Alguns manifestantes bloquearam hoje a avenida Eduardo Mondlane, centro de Maputo, com pedras e lixo, ateando fogo, em resposta aos disparos de gás lacrimogéneo da polícia, mas rapidamente vários outros mobilizaram-se para limpar a rua com as mãos.
"Estou sujo, agora. Eu não saí assim. Essa sujidade é porque eu carreguei [o lixo espalhado por outros manifestantes]", explicava André, o primeiro a começar a limpar, por vontade própria, hoje à tarde, a avenida Eduardo Mondlane.
Enquanto centenas cantavam o hino nacional junto à estátua de Eduardo Mondlane, em mais um protesto convocado pelo candidato presidencial Venâncio Mondlane, bloqueando a circulação automóvel no local, tal como noutras zonas de Maputo, a polícia fez vários disparos de gás lacrimogéneo, mas sem conseguir desmobilizar totalmente o protesto.
Eram cerca da 13:20 (menos duas horas em Lisboa), num protesto que aconteceu de forma pacífica até então e que deveria decorrer durante 25 minutos a partir das 13:00 locais, mas rapidamente a ação da polícia levou à fúria de alguns manifestantes, que esvaziaram o conteúdo de contentores de lixo pela avenida, ateando fogo e espalhando pedras, obrigando os passageiros dos poucos autocarros que conseguiam circular a sair.
André não tem dúvidas para a explicar a mudança que aconteceu no protesto: "Alguns, que eu acredito que são infiltrados, começaram a deitar lixo".
Enquanto isso, carrega, com as mãos, esse lixo que ficou espalhado, enquanto outros lançavam água para focos de detritos em chamas, para as tentar extinguir e rapidamente começar a limpeza.

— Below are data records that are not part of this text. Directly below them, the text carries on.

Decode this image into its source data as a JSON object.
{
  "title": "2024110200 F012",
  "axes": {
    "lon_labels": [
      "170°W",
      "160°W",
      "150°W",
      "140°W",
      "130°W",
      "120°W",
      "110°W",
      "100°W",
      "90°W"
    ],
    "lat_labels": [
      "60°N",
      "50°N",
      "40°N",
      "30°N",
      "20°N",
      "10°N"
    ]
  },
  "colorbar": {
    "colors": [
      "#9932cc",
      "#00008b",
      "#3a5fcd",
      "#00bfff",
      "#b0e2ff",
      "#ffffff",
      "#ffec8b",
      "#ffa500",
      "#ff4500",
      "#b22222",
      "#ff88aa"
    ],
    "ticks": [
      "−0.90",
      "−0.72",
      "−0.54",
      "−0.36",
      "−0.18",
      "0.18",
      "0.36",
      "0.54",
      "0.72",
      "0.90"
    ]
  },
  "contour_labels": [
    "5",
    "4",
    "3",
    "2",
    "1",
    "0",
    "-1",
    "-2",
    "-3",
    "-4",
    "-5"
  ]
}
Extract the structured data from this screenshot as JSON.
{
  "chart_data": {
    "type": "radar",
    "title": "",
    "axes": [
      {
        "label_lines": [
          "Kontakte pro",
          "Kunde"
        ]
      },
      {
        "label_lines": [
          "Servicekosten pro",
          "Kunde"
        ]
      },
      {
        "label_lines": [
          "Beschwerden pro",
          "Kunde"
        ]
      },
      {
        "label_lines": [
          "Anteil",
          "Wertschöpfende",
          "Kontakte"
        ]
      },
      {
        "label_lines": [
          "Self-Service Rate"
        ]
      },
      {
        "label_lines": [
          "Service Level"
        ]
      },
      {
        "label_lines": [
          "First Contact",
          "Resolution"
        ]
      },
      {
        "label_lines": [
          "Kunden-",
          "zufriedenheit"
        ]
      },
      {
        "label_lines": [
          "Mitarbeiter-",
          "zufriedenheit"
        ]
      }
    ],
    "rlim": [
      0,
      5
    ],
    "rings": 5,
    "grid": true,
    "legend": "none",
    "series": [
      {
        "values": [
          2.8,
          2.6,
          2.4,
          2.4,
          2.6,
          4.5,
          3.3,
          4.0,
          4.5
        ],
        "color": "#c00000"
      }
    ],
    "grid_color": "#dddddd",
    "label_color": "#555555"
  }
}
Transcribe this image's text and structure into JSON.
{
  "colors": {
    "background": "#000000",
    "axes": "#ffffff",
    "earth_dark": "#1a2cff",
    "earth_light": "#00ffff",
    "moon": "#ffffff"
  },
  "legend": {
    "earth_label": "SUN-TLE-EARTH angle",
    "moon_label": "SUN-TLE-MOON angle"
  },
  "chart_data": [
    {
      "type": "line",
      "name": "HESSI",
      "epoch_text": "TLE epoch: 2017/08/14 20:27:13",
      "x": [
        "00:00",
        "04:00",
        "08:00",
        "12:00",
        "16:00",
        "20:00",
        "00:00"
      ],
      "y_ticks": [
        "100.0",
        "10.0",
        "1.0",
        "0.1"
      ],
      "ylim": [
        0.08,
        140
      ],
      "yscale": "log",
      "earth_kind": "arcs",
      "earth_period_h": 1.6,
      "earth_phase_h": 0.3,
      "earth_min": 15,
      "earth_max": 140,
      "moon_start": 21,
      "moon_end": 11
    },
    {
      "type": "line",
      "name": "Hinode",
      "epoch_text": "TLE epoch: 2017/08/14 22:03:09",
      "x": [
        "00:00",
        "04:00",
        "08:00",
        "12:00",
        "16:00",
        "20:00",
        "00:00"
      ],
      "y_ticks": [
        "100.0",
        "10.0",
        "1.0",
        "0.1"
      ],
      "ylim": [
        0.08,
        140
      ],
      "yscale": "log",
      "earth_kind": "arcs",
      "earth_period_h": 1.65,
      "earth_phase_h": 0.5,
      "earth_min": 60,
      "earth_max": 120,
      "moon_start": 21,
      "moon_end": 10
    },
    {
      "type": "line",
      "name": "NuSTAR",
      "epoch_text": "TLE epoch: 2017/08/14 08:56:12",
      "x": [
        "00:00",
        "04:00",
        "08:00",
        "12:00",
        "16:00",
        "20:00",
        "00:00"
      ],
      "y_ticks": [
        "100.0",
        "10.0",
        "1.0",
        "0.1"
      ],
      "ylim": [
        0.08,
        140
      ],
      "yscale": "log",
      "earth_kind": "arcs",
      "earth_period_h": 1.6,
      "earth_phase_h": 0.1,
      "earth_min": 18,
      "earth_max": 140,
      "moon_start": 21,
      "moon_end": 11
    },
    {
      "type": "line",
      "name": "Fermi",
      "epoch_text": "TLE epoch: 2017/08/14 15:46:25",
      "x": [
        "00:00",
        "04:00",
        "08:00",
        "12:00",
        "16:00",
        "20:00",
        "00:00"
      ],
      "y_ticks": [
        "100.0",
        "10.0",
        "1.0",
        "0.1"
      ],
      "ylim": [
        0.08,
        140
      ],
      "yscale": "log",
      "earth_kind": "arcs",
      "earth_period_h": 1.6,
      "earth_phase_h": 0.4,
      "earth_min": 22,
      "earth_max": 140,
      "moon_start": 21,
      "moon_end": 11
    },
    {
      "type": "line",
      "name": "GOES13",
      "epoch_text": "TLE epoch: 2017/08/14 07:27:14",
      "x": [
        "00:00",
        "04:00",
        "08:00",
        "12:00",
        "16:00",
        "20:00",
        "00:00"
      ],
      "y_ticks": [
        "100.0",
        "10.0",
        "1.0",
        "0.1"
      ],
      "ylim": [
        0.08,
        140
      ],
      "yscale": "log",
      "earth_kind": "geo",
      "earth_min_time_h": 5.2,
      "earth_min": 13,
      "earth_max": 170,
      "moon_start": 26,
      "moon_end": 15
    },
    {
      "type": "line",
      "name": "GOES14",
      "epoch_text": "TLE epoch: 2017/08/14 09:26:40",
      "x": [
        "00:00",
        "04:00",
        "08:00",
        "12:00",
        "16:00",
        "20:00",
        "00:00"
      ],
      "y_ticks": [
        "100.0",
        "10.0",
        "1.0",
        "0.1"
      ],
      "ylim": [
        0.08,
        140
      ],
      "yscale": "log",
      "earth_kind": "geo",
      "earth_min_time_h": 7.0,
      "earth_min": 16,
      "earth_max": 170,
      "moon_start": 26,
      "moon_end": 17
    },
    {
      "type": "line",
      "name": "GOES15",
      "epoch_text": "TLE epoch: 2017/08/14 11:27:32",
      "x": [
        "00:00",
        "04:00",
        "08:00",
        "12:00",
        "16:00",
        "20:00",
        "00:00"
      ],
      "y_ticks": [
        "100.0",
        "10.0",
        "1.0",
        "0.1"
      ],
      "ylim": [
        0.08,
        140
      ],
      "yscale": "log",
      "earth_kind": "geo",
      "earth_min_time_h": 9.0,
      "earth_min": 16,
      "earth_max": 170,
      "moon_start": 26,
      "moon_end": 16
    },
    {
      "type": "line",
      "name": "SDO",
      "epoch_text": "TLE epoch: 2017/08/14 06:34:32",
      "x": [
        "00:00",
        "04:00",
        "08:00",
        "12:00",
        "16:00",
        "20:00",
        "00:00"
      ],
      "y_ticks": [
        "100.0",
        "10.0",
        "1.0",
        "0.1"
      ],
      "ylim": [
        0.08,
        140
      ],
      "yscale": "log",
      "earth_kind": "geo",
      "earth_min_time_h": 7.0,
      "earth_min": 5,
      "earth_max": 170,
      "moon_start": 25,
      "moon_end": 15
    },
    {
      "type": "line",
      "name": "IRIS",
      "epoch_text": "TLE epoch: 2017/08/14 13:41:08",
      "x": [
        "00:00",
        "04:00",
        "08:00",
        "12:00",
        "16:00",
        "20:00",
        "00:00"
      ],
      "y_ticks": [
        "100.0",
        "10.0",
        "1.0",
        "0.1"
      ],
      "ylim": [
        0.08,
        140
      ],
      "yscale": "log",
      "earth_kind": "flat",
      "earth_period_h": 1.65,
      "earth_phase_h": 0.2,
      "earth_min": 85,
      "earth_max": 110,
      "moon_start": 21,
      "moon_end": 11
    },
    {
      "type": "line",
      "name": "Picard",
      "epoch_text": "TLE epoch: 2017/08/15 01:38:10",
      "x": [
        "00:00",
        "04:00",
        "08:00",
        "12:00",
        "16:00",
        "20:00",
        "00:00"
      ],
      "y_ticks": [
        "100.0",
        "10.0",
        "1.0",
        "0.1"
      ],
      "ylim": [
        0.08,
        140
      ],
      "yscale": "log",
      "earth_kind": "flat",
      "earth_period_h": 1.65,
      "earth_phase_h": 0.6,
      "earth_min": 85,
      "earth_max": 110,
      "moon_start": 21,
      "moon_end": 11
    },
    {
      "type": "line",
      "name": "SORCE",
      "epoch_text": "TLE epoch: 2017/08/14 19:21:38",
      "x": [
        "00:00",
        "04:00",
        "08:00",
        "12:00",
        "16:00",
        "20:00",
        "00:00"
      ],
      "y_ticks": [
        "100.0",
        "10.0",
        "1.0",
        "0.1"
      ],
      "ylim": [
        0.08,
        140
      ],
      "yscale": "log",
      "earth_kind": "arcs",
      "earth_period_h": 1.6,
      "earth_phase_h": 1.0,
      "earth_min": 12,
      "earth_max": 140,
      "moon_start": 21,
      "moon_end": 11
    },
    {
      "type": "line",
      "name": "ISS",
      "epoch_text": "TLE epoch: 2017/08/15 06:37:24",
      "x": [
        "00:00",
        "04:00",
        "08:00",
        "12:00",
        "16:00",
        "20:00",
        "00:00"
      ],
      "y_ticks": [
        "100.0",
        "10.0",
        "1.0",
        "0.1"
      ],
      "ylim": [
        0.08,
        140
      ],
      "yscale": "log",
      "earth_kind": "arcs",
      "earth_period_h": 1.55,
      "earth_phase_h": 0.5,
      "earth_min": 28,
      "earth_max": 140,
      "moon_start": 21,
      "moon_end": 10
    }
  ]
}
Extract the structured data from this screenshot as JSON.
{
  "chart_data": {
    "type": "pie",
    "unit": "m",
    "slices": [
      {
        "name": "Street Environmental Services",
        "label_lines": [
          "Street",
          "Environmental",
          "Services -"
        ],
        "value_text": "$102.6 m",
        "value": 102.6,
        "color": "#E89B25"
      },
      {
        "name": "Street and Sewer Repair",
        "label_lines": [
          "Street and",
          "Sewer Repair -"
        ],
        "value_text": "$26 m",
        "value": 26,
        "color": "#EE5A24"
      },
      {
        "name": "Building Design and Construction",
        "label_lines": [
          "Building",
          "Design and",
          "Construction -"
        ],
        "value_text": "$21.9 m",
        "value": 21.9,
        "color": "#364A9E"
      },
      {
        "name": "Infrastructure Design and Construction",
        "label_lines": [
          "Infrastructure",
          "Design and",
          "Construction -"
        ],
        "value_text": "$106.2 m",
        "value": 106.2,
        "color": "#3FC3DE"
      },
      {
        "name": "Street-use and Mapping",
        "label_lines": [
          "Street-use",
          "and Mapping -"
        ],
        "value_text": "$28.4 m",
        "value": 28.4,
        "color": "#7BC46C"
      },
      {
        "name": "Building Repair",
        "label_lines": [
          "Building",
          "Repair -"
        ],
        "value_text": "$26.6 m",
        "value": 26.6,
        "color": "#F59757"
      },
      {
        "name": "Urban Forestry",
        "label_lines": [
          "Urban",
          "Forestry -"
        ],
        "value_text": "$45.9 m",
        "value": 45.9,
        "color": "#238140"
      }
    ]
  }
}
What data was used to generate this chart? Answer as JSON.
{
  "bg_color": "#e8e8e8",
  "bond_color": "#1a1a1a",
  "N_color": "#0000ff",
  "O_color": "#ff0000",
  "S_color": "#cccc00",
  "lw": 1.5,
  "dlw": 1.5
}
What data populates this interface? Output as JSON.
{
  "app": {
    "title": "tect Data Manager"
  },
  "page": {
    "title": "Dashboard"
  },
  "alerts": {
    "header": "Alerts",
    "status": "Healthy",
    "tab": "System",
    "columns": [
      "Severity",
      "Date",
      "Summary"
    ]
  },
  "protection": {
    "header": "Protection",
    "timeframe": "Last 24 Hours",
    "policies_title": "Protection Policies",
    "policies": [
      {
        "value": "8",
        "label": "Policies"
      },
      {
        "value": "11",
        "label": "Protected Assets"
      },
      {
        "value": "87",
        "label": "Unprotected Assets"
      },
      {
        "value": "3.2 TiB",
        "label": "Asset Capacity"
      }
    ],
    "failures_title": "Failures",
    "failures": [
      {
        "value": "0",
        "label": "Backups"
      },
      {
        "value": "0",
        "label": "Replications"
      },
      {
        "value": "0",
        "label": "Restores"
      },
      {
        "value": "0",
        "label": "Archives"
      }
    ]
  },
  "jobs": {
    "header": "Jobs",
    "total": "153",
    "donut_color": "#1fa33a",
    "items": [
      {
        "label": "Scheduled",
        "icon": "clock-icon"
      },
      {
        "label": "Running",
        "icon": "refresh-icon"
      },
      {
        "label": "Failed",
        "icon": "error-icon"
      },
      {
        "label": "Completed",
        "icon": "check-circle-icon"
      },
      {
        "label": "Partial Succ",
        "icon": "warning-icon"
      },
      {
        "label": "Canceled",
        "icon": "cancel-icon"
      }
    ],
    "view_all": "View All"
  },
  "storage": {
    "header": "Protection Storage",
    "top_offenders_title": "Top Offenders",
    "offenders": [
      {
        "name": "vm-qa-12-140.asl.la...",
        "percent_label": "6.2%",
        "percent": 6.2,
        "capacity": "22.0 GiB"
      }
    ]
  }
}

"Deixei o meu serviço de lado para me vir juntar ao povo, porque é o povo que coloca tudo em ordem", acrescentava André, antes de voltar à limpeza, já com o apoio de muitos outros, garantindo que não é "vândalo ou terrorista".
"Eu não tenho arma, como é que vou fazer terror? Como é que vou fazer terror? Eu manifestei-me porque eu preciso de me manifestar, eu não estou a gostar da realidade do meu país, não vou ficar calado. E se for para haver mais, eu estou. Eu estou", garantia.
Alan Tembe estava na manifestação junto à estátua de Eduardo Mondlane, mas logo se juntou à limpeza da avenida, que se prolongou por vários minutos e a várias mãos, com a ajuda de cartões e outros utensílios para, de forma improvisada, carregar o lixo, de novo, para os contentores.
"Começamos com uma manifestação pacífica e infelizmente a polícia lançou gás lacrimogéneo, o que está a resultar neste caos, é algo que já devia ter terminado há muito tempo [o protesto era da 13:00 às 13:25]. Infelizmente, a população enfureceu-se e é o que está a acontecer agora", relatava, entre a limpeza da avenida.
Ao lado, várias pessoas tentavam demover outros manifestantes de continuarem a ocupar a avenida, por já ter passado o período previsto para o protesto, conforme tinha pedido o candidato presidencial que convocou a ação. Alguns acatavam e recuavam, mas outros, enfurecidos, mantinham o protesto, incluindo forçando as viaturas que tentavam circular a parar, perante ameaças, enquanto lançavam gritos de contestação aos resultados eleitorais.
Esta nova fase de protestos de três dias, que termina hoje -- paragem nas ruas entre as 12:00 e as 12:15 e entoar o hino das 13:00 às 13:25 - foi convocada pelo candidato presidencial Venâncio Mondlane, que não reconhece os resultados anunciados pela Comissão Nacional de Eleições (CNE).
A ação, para os dias 20, 21 e 22 de novembro, em todo o país, explicou o candidato, é o luto pelas vítimas, manifestantes - segundo o candidato um total de 50 mortos nos últimos dias - que participaram em ações de protesto anteriores, "baleadas pelas autoridades que as deviam proteger".
Venâncio Mondlane contesta a atribuição da vitória a Daniel Chapo, candidato apoiado pela Frente de Libertação de Moçambique (Frelimo, no poder), com 70,67% dos votos, segundo os resultados anunciados em 24 de outubro pela CNE e que ainda têm de ser validados pelo Conselho Constitucional.